Beim nächsten anstehenden Rechtsstreit geht es um grundsätzlichere Dinge: Krill hat die Kooperation wie angekündigt zum Jahresende verlassen und firmiert jetzt als Apotheke am Bahnhof wieder unter dem roten Apotheken-A. Die Zahlung der Kooperationsgebühren hat er ebenfalls zum Jahreswechsel eingestellt. Während easy auf die Vertragslaufzeit bis Ende 2021 pocht, verweist der Apotheker auf ein Gutachten der Kooperation, das ihm seinerzeit bei Vertragsabschluss vorgelegt worden sei – mit aus seiner Sicht völlig falschen Annahmen bezüglich des Standorts. Teil des Vertrags ist dieses Gutachten allerdings nicht. Kurzum: Die Zahlung der Kooperationsgebühren ist jetzt ebenfalls streitig.

Geeinigt hat man sich Krill zufolge bei der Einrichtung: Die hätte easy zum verbliebenen Bilanzwert zurückkaufen können, verzichtete aber unter der Vorgabe, dass die Markensymbole der Kooperation aus der Offizin verschwinden. Das betrifft maßgeblich die grüne Kapsel. Dem ist Krill nachgekommen, auch wenn man der Apotheke am Bahnhof ihr früheres Leben noch ansieht.
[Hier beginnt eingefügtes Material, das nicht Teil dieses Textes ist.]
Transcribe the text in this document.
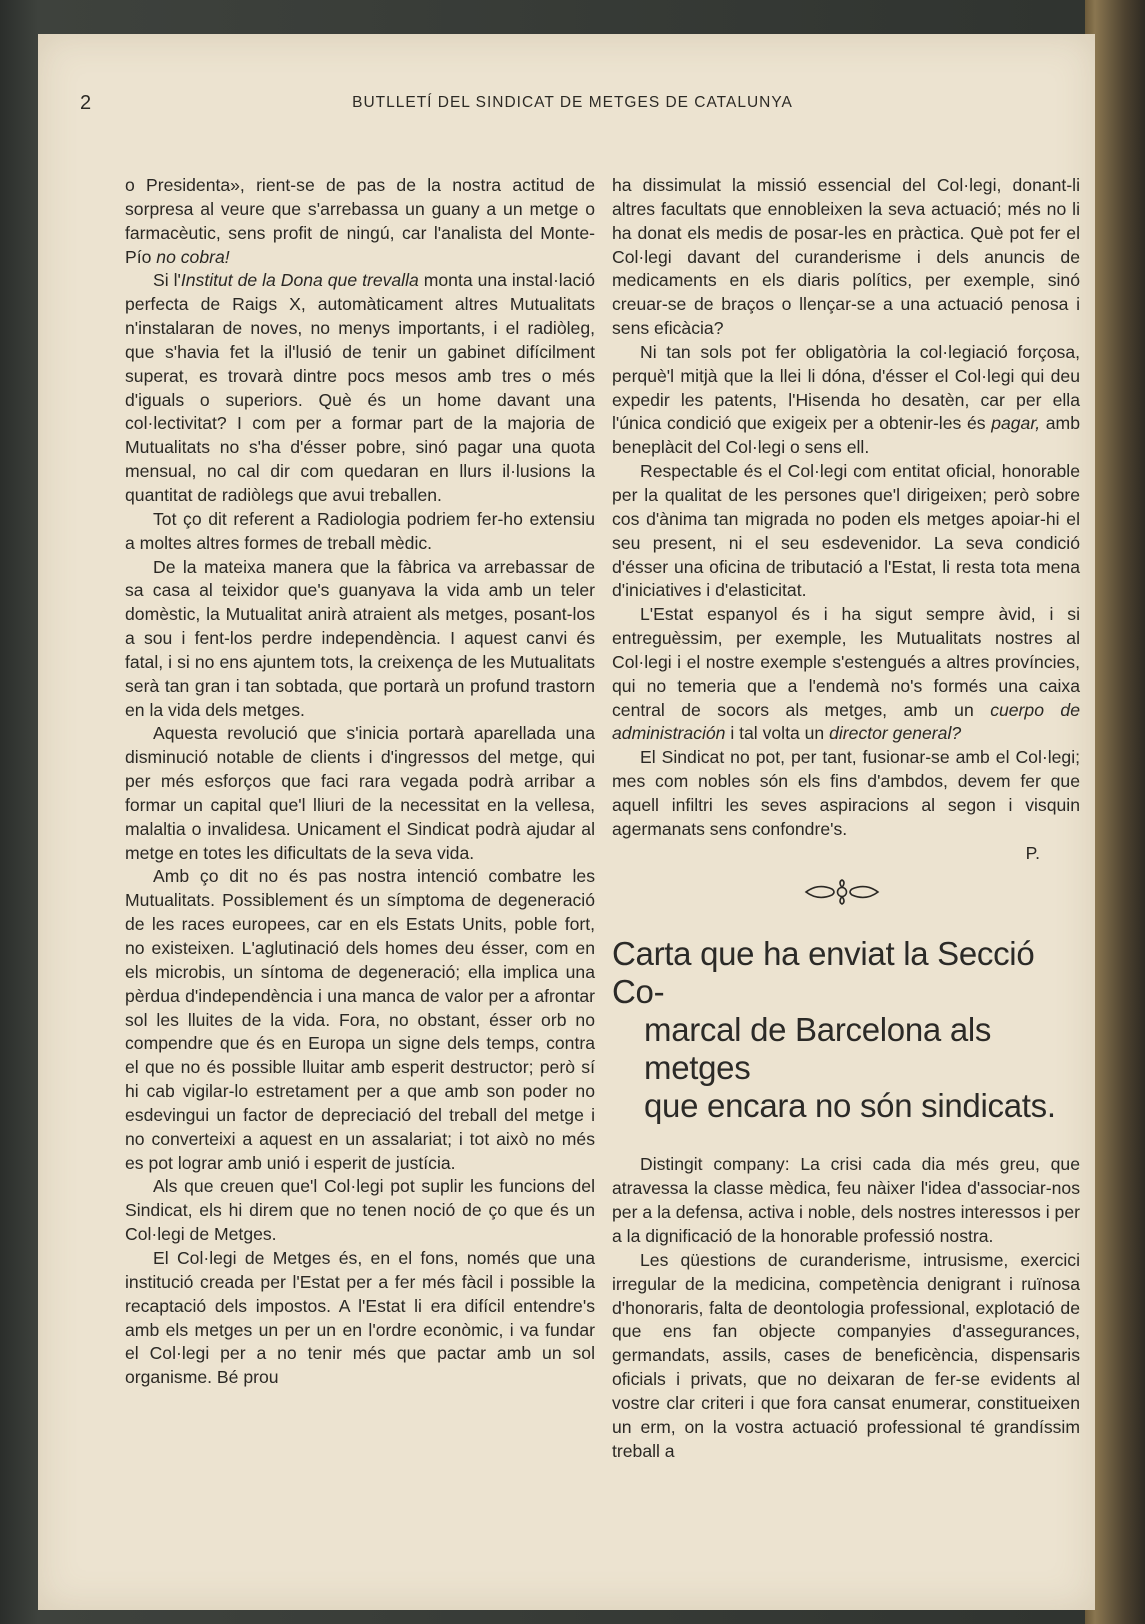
2	BUTLLETÍ DEL SINDICAT DE METGES DE CATALUNYA

o Presidenta», rient-se de pas de la nostra actitud de sorpresa al veure que s'arrebassa un guany a un metge o farmacèutic, sens profit de ningú, car l'analista del Monte-Pío no cobra!

Si l'Institut de la Dona que trevalla monta una instal·lació perfecta de Raigs X, automàticament altres Mutualitats n'instalaran de noves, no menys importants, i el radiòleg, que s'havia fet la il'lusió de tenir un gabinet difícilment superat, es trovarà dintre pocs mesos amb tres o més d'iguals o superiors. Què és un home davant una col·lectivitat? I com per a formar part de la majoria de Mutualitats no s'ha d'ésser pobre, sinó pagar una quota mensual, no cal dir com quedaran en llurs il·lusions la quantitat de radiòlegs que avui treballen.

Tot ço dit referent a Radiologia podriem fer-ho extensiu a moltes altres formes de treball mèdic.

De la mateixa manera que la fàbrica va arrebassar de sa casa al teixidor que's guanyava la vida amb un teler domèstic, la Mutualitat anirà atraient als metges, posant-los a sou i fent-los perdre independència. I aquest canvi és fatal, i si no ens ajuntem tots, la creixença de les Mutualitats serà tan gran i tan sobtada, que portarà un profund trastorn en la vida dels metges.

Aquesta revolució que s'inicia portarà aparellada una disminució notable de clients i d'ingressos del metge, qui per més esforços que faci rara vegada podrà arribar a formar un capital que'l lliuri de la necessitat en la vellesa, malaltia o invalidesa. Unicament el Sindicat podrà ajudar al metge en totes les dificultats de la seva vida.

Amb ço dit no és pas nostra intenció combatre les Mutualitats. Possiblement és un símptoma de degeneració de les races europees, car en els Estats Units, poble fort, no existeixen. L'aglutinació dels homes deu ésser, com en els microbis, un síntoma de degeneració; ella implica una pèrdua d'independència i una manca de valor per a afrontar sol les lluites de la vida. Fora, no obstant, ésser orb no compendre que és en Europa un signe dels temps, contra el que no és possible lluitar amb esperit destructor; però sí hi cab vigilar-lo estretament per a que amb son poder no esdevingui un factor de depreciació del treball del metge i no converteixi a aquest en un assalariat; i tot això no més es pot lograr amb unió i esperit de justícia.

Als que creuen que'l Col·legi pot suplir les funcions del Sindicat, els hi direm que no tenen noció de ço que és un Col·legi de Metges.

El Col·legi de Metges és, en el fons, només que una institució creada per l'Estat per a fer més fàcil i possible la recaptació dels impostos. A l'Estat li era difícil entendre's amb els metges un per un en l'ordre econòmic, i va fundar el Col·legi per a no tenir més que pactar amb un sol organisme. Bé prou

ha dissimulat la missió essencial del Col·legi, donant-li altres facultats que ennobleixen la seva actuació; més no li ha donat els medis de posar-les en pràctica. Què pot fer el Col·legi davant del curanderisme i dels anuncis de medicaments en els diaris polítics, per exemple, sinó creuar-se de braços o llençar-se a una actuació penosa i sens eficàcia?

Ni tan sols pot fer obligatòria la col·legiació forçosa, perquè'l mitjà que la llei li dóna, d'ésser el Col·legi qui deu expedir les patents, l'Hisenda ho desatèn, car per ella l'única condició que exigeix per a obtenir-les és pagar, amb beneplàcit del Col·legi o sens ell.

Respectable és el Col·legi com entitat oficial, honorable per la qualitat de les persones que'l dirigeixen; però sobre cos d'ànima tan migrada no poden els metges apoiar-hi el seu present, ni el seu esdevenidor. La seva condició d'ésser una oficina de tributació a l'Estat, li resta tota mena d'iniciatives i d'elasticitat.

L'Estat espanyol és i ha sigut sempre àvid, i si entreguèssim, per exemple, les Mutualitats nostres al Col·legi i el nostre exemple s'estengués a altres províncies, qui no temeria que a l'endemà no's formés una caixa central de socors als metges, amb un cuerpo de administración i tal volta un director general?

El Sindicat no pot, per tant, fusionar-se amb el Col·legi; mes com nobles són els fins d'ambdos, devem fer que aquell infiltri les seves aspiracions al segon i visquin agermanats sens confondre's.

P.

Carta que ha enviat la Secció Co-
marcal de Barcelona als metges
que encara no són sindicats.

Distingit company: La crisi cada dia més greu, que atravessa la classe mèdica, feu nàixer l'idea d'associar-nos per a la defensa, activa i noble, dels nostres interessos i per a la dignificació de la honorable professió nostra.

Les qüestions de curanderisme, intrusisme, exercici irregular de la medicina, competència denigrant i ruïnosa d'honoraris, falta de deontologia professional, explotació de que ens fan objecte companyies d'assegurances, germandats, assils, cases de beneficència, dispensaris oficials i privats, que no deixaran de fer-se evidents al vostre clar criteri i que fora cansat enumerar, constitueixen un erm, on la vostra actuació professional té grandíssim treball a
Auch wenn ihn die Auseinandersetzung mit seinen ehemaligen Partnern schon ziemlich viel Geld gekostet hat, bereut Krill seine Entscheidung nicht: „Ich habe auf die wirtschaftliche Situation reagiert“, argumentiert der Apotheker. Und seit der Umstellung spare er Personalkosten und die Filiale schreibe wieder schwarze Zahlen, behauptet der Inhaber. In den vergangenen acht Jahren habe er es dagegen nicht geschafft, das Konzept wirtschaftlich erfolgreich an dem Standort zu etablieren. Die eigenen Zahlen kennt freilich nur der Apotheker selbst. Easy-Vorstand Lars Horstmann hat sich auf Anfrage bislang nicht zu dem Sachverhalt geäußert.